André Sehmisch (born 27 September 1964 in Steinheidel-Erlabrunn) is a former German biathlete.

==Career==
In 1987 and 1989 he became world champion with the East German relay team. In 1986 he won the overall World Cup. After the German reunification, Sehmisch was passed over for many younger racers. In the 1992–93 season he finished second in the overall European Cup. Sehmisch retired after that season.
He later opened a skiing school.

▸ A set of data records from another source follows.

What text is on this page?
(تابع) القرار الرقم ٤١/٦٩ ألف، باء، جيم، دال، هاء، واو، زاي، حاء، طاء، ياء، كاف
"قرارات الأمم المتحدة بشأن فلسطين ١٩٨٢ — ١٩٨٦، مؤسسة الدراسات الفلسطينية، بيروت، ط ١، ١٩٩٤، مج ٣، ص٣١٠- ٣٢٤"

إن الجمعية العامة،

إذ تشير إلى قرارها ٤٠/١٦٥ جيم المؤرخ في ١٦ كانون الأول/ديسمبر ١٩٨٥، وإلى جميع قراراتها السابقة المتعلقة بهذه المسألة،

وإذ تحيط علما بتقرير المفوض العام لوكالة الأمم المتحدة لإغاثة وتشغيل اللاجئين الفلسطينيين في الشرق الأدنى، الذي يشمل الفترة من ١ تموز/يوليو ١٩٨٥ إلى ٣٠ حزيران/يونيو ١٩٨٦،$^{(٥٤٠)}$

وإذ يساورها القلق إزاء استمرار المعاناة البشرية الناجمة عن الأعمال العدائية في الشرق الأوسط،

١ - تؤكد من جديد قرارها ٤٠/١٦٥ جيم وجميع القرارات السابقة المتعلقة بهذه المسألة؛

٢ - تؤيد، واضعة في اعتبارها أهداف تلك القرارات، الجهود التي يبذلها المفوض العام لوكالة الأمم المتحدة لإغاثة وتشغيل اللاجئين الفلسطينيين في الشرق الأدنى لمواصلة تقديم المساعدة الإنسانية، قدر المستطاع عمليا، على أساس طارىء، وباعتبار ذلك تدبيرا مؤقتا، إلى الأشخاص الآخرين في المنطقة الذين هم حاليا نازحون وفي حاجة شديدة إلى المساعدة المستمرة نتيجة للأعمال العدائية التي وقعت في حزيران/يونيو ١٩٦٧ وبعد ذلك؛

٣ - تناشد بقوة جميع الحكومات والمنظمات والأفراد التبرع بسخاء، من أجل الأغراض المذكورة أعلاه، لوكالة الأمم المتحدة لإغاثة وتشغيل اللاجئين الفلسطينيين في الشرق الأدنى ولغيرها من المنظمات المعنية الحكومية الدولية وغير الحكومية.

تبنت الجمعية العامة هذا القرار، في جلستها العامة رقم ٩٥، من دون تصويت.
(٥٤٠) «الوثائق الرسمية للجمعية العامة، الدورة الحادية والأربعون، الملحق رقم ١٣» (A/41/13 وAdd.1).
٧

He began his career at the SG Dynamo Schwarzenberg / Sportvereinigung (SV) Dynamo.

==Biathlon results==
All results are sourced from the International Biathlon Union.

===Olympic Games===

| Event | Individual | Sprint | Relay |
|---|---|---|---|
| Canada 1988 Calgary | 7th | 5th | 5th |

===World Championships===
9 medals (2 gold, 3 silver, 4 bronze)

| Event | Individual | Sprint | Team | Relay |
|---|---|---|---|---|
| FRG 1985 Ruhpolding | 11th | 15th | —N/a | Silver |
| NOR 1986 Oslo Holmenkollen | Silver | Bronze | —N/a | Silver |
| USA 1987 Lake Placid | 23rd | Bronze | —N/a | Gold |
| AUT 1989 Feistritz | — | 15th | Bronze | Gold |
| URS 1990 Minsk | 28th | — | — | Bronze |
| FIN 1991 Lahti | 11th | — | 4th | — |

- During Olympic seasons competitions are only held for those events not included in the Olympic program.
  - Team was added as an event in 1989.

===Individual victories===
2 victories (1 In, 1 Sp)

| Season | Date | Location | Discipline | Level |
|---|---|---|---|---|
| 1985–86 1 victory (1 Sp) | 9 March 1986 | FIN Lahti | 10 km sprint | Biathlon World Cup |
| 1989–90 1 victory (1 In) | 14 December 1989 | AUT Obertilliach | 20 km individual | Biathlon World Cup |

- Results are from UIPMB and IBU races which include the Biathlon World Cup, Biathlon World Championships and the Winter Olympic Games.